New York — Michelle Obama praised New York's Whitney Museum of American Art for its outreach to the community during a ribbon-cutting ceremony at the museum's new downtown home Thursday and said she "fell in love" with the Renzo Piano-designed building.
"This is the most beautiful freight elevator I've ever ridden on," the first lady said after what she described as a brief tour. "Just about every space in this museum is magnificent."
The $422-million building at the southern terminus of the High Line elevated park in Manhattan's meatpacking district opens to the public on Friday. The Whitney's old building on the Upper East Side will house the Metropolitan Museum of Art's contemporary collection.
"Mamma mia, what a joy," said Piano, the Pritzker Prize-winning architect whose buildings include the headquarters of The New York Times and the Pompidou Center in France, designed with Richard Rogers and Gianfranco Franchini. Piano was awarded the top architecture prize as laureate in 1998.
Piano said he loves making buildings for public use because they are "the essence of cities." He added: "I especially love to make buildings for art and beauty, and the reason is very simple. Because art and beauty makes people better people."

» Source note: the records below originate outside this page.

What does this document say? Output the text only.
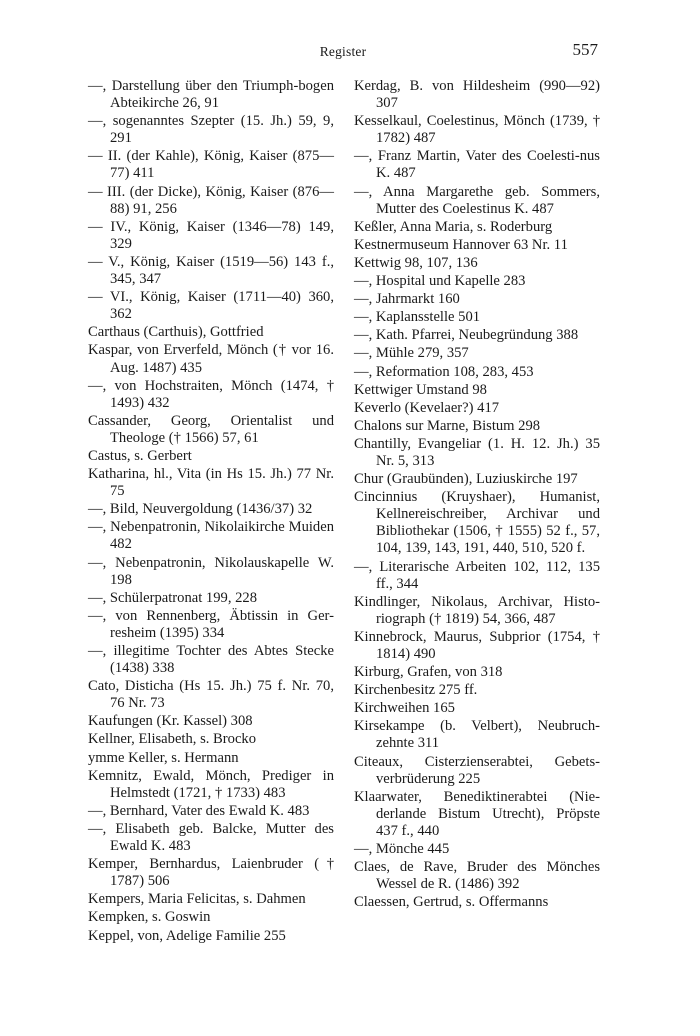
Register	557

—, Darstellung über den Triumph-bogen Abteikirche 26, 91

—, sogenanntes Szepter (15. Jh.) 59, 9, 291

— II. (der Kahle), König, Kaiser (875—77) 411

— III. (der Dicke), König, Kaiser (876—88) 91, 256

— IV., König, Kaiser (1346—78) 149, 329

— V., König, Kaiser (1519—56) 143 f., 345, 347

— VI., König, Kaiser (1711—40) 360, 362

Carthaus (Carthuis), Gottfried

Kaspar, von Erverfeld, Mönch († vor 16. Aug. 1487) 435

—, von Hochstraiten, Mönch (1474, † 1493) 432

Cassander, Georg, Orientalist und Theologe († 1566) 57, 61

Castus, s. Gerbert

Katharina, hl., Vita (in Hs 15. Jh.) 77 Nr. 75

—, Bild, Neuvergoldung (1436/37) 32

—, Nebenpatronin, Nikolaikirche Muiden 482

—, Nebenpatronin, Nikolauskapelle W. 198

—, Schülerpatronat 199, 228

—, von Rennenberg, Äbtissin in Ger-resheim (1395) 334

—, illegitime Tochter des Abtes Stecke (1438) 338

Cato, Disticha (Hs 15. Jh.) 75 f. Nr. 70, 76 Nr. 73

Kaufungen (Kr. Kassel) 308

Kellner, Elisabeth, s. Brocko

ymme Keller, s. Hermann

Kemnitz, Ewald, Mönch, Prediger in Helmstedt (1721, † 1733) 483

—, Bernhard, Vater des Ewald K. 483

—, Elisabeth geb. Balcke, Mutter des Ewald K. 483

Kemper, Bernhardus, Laienbruder († 1787) 506

Kempers, Maria Felicitas, s. Dahmen

Kempken, s. Goswin

Keppel, von, Adelige Familie 255

Kerdag, B. von Hildesheim (990—92) 307

Kesselkaul, Coelestinus, Mönch (1739, † 1782) 487

—, Franz Martin, Vater des Coelesti-nus K. 487

—, Anna Margarethe geb. Sommers, Mutter des Coelestinus K. 487

Keßler, Anna Maria, s. Roderburg

Kestnermuseum Hannover 63 Nr. 11

Kettwig 98, 107, 136

—, Hospital und Kapelle 283

—, Jahrmarkt 160

—, Kaplansstelle 501

—, Kath. Pfarrei, Neubegründung 388

—, Mühle 279, 357

—, Reformation 108, 283, 453

Kettwiger Umstand 98

Keverlo (Kevelaer?) 417

Chalons sur Marne, Bistum 298

Chantilly, Evangeliar (1. H. 12. Jh.) 35 Nr. 5, 313

Chur (Graubünden), Luziuskirche 197

Cincinnius (Kruyshaer), Humanist, Kellnereischreiber, Archivar und Bibliothekar (1506, † 1555) 52 f., 57, 104, 139, 143, 191, 440, 510, 520 f.

—, Literarische Arbeiten 102, 112, 135 ff., 344

Kindlinger, Nikolaus, Archivar, Histo-riograph († 1819) 54, 366, 487

Kinnebrock, Maurus, Subprior (1754, † 1814) 490

Kirburg, Grafen, von 318

Kirchenbesitz 275 ff.

Kirchweihen 165

Kirsekampe (b. Velbert), Neubruch-zehnte 311

Citeaux, Cisterzienserabtei, Gebets-verbrüderung 225

Klaarwater, Benediktinerabtei (Nie-derlande Bistum Utrecht), Pröpste 437 f., 440

—, Mönche 445

Claes, de Rave, Bruder des Mönches Wessel de R. (1486) 392

Claessen, Gertrud, s. Offermanns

The Whitney was founded in 1931 by art patron Gertrude Vanderbilt Whitney to showcase American art — then considered less prestigious than works from Europe.
The museum was housed on Madison Avenue in Marcel Breuer's distinctive modern building from 1966 until last year when it closed in preparation for the move. Its permanent collection includes works by Edward Hopper, Willem de Kooning and Andy Warhol and many others.
Obama said many young people in America look at museums and other cultural institutions "and they think to themselves, 'Well, that's not a place for me, for someone who looks like me, for someone who comes from my neighborhood.'"
She added: "And growing up on the South Side of Chicago, I was one of those kids myself. So I know that feeling of not belonging in a place like this."
But Obama said the new Whitney's inaugural exhibition, "America is Hard to See," asks important questions about what it means to be American. She said it's telling young people "that their story is part of the American story, and that they deserve to be seen."
She said the Whitney is sending a message of inclusion not just with its art but with its educational programs. "You're reaching out to kids from all backgrounds, exposing them to the arts, showing them that they have something to contribute," Obama said.